Bleibt noch die Sache mit der Auszeit. Letztes Jahr habe ich mir eine solche Auszeit gegönnt. Acht Wochen Rügen, raus aus dem Alltag, raus aus der Stadt, weg von Gewohntem und Bekanntem. Eine wundervolle Zeit, die nicht nur neue Wege zu mir aufzeigte, sondern auch mein erstes Manuskript zutage brachte. Heute sage ich zum Thema Auszeit jedoch sehr klar, dass ich keine weitere Auszeit nehmen möchte. Ich möchte nicht wieder an einen Punkt in meinem Leben kommen, da ich von meinem AllTags-Leben eine Auszeit brauche. Mein Leben ist meine Zeit hier auf Erden, in diesem Leben, das mir gegeben wurde und das mit jedem Tag dem Ende entgegen geht. Keine Aus-Zeit mehr von meiner Zeit, die ich hier sein kann, um das Leben zu erfahren, zu genießen, mit anderen zu teilen. Keine Aus-Zeit mehr von der Zeit, die mir gegeben ist, zu sein.
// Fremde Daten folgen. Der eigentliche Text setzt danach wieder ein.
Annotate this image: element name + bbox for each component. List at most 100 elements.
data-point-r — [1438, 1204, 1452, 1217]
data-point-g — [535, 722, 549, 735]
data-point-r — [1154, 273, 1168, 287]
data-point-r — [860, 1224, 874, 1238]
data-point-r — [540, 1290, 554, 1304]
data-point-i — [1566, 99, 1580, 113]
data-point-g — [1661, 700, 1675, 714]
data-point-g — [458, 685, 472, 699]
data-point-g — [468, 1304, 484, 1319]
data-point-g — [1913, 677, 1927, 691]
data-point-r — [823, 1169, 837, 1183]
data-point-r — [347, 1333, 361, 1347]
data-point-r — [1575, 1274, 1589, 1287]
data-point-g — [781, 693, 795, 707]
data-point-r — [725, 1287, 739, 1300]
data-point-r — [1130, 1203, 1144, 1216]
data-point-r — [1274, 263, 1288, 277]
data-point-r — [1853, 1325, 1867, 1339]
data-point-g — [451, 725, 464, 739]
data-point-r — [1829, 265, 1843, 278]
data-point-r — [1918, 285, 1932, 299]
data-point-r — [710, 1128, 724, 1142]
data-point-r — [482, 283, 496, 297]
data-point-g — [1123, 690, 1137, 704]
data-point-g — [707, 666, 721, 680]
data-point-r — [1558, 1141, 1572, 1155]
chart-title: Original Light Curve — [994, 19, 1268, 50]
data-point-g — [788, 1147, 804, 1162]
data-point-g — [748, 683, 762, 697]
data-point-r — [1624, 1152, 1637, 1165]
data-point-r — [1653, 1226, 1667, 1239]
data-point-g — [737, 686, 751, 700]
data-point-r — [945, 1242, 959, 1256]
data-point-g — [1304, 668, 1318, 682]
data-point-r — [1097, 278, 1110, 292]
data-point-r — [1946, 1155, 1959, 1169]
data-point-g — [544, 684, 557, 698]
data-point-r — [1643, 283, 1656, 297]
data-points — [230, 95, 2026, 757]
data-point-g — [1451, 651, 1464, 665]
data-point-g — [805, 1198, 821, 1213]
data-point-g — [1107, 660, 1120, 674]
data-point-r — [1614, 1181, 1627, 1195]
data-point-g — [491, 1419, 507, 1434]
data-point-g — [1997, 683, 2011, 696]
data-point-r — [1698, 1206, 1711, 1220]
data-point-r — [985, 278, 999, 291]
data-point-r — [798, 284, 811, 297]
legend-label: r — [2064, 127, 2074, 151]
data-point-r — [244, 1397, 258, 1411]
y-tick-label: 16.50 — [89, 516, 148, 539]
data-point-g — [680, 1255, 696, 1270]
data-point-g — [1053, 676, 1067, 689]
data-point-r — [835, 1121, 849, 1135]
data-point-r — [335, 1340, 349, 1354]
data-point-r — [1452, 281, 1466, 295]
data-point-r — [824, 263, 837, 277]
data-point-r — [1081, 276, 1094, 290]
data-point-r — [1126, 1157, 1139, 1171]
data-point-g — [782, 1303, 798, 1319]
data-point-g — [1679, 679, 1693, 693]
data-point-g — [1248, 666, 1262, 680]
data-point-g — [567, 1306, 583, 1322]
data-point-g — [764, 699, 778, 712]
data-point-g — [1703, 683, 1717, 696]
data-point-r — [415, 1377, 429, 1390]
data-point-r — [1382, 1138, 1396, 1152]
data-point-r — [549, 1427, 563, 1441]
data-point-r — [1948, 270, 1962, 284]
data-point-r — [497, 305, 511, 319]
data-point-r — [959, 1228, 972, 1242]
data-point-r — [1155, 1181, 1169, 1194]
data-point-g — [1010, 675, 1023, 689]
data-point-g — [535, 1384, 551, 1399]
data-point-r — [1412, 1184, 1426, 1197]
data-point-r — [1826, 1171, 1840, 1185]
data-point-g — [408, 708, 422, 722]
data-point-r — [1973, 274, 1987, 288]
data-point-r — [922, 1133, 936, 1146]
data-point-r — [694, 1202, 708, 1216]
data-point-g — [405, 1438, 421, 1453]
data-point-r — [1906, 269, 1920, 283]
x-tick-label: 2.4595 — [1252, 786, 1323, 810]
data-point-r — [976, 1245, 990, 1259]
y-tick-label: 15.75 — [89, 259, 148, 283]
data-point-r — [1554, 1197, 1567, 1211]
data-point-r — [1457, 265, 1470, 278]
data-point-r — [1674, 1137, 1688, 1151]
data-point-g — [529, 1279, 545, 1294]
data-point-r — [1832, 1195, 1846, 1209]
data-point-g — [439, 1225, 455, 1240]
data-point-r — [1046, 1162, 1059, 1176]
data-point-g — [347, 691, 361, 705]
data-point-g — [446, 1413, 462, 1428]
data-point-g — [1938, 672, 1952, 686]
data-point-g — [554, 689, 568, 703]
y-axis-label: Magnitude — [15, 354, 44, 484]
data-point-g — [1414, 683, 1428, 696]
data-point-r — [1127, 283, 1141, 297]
In meinem Verständnis ist all das genau das, was eine Pilgerreise ausmacht. Und die Reise mache ich. Alle Tage, ganz gleich, wo ich bin. Und so schrieb ich meiner Freundin kürzlich: „Der AllTag ist mein Camino. Mein Leben ist mein Weg zur bzw. der Erleuchtung. Und wenn ich daran denke, wie oft ganze Kronleuchtersäle in mir angehen, weil ich endlich etwas begriffen habe, muss ich wie so oft über mich selber schmunzeln.“ Ich wünsche uns allen eine gute Reise, mit stillen Momenten und wunderreichen Begegnungen. Ich sage allen, die unterwegs sind: Wir sind nicht allein. Wir sind viele.
Danke für die Inspiration, Barbara und dafür, dass wir schon seit geraumer Zeit immer mal wieder ein Stück der Pilgerreise gemeinsam zurücklegen.